Among the Greeks, however, this bailout—or rather the consequences of the bailout, namely (relative) austerity and repayment—has by no means been a source of unalloyed joy. Or gratitude. Last week saw mass demonstrations in Athens, violent clashes with police complete with firebombs, a general strike, and above all, major acts of parliamentary cowardice in the face of all that rage. Giorgos Lianis tendered his resignation from the ruling party’s central committee, for instance, in order, as he put it, to safely “walk the streets.” Here is what else he said:Mr. President, we have humiliated, hurt, and wronged the Greek people. A proud people, full of fighting spirit. That’s why the people humiliate us now.I am sure that by “proud people, full of fighting spirit,” the cringing parliamentarian is referring not to today’s Greece which, in the face of default, now wants a fresh new loan of about the same amount as the one it got last year—and wants its old loan repayments somehow or other renegotiated (which amounts to default as well). I have a feeling he’s talking about maybe some of the old Greek warriors of myth: Ulysses, Ajax, and the like. I don’t recall Homer mentioning that any of them ever took handouts from lady chancellors. In those days, the ones with fighting spirit were assumed to be self-sufficient or, when all else failed, in tight with some approving goddess.

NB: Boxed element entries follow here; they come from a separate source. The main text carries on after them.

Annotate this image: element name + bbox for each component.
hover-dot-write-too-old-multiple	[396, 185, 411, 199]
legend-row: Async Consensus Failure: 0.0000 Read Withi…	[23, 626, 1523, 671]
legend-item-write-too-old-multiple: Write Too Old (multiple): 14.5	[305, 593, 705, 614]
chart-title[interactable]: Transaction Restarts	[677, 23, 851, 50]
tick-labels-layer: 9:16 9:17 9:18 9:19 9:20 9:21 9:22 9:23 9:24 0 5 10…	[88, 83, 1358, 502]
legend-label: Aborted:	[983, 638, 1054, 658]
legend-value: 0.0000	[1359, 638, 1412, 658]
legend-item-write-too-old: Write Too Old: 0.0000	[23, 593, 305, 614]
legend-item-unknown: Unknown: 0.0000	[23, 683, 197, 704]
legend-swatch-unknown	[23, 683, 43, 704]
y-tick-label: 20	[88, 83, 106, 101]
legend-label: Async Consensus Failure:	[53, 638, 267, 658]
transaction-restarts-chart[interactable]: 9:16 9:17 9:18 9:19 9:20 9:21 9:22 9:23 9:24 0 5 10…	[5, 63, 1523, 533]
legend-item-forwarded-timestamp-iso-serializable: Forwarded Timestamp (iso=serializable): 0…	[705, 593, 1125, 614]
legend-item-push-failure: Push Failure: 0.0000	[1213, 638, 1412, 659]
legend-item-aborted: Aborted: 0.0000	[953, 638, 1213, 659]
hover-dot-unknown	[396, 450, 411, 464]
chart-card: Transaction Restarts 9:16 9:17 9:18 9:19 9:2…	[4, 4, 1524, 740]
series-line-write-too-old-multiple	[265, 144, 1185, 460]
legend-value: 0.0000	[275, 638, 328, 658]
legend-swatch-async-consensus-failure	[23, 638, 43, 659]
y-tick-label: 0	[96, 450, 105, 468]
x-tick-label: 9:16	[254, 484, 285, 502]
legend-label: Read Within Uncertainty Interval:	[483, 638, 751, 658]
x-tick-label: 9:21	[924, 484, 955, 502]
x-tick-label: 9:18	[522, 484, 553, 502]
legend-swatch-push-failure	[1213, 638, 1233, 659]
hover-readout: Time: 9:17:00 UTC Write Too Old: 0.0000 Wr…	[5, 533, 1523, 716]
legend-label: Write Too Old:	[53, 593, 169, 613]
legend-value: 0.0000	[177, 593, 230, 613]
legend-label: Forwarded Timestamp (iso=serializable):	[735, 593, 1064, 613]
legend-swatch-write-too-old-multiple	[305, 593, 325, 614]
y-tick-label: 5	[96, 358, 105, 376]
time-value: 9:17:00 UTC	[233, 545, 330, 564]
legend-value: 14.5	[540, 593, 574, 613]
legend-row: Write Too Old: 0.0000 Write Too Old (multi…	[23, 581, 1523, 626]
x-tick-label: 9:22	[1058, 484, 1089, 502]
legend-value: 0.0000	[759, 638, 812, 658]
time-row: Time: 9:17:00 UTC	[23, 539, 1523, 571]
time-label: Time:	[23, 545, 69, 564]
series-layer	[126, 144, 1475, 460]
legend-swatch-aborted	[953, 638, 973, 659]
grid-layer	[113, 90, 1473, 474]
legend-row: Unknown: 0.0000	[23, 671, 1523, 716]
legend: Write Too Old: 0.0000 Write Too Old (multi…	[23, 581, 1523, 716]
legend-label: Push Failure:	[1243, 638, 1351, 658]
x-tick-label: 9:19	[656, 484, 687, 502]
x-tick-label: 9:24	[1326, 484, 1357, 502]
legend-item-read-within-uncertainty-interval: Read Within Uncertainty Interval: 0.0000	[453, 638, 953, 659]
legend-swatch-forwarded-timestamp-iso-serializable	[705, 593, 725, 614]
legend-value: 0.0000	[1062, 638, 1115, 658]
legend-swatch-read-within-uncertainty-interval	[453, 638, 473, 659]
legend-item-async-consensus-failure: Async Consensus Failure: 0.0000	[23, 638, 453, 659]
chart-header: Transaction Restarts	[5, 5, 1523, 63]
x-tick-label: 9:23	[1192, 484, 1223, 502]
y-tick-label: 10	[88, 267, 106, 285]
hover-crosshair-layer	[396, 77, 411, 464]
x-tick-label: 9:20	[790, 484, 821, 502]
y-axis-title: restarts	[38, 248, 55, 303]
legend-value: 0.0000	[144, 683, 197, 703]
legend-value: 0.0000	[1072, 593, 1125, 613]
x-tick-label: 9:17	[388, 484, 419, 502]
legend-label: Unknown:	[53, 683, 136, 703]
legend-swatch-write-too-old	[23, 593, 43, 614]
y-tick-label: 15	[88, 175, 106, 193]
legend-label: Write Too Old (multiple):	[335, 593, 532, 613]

If the Greek people feel humiliated and wronged these days they have only themselves to blame. Part of the new austerity program: “Highly profitable businesses will be subject to an ad hoc tax.”  In other words, punishment for the successful: always a wise fiscal reform.The consequences of an exit from the euro, the Greek prime minister recently warned his angry nation, would be “catastrophic” for Greece. But for the rest of Europe, perhaps a godsend.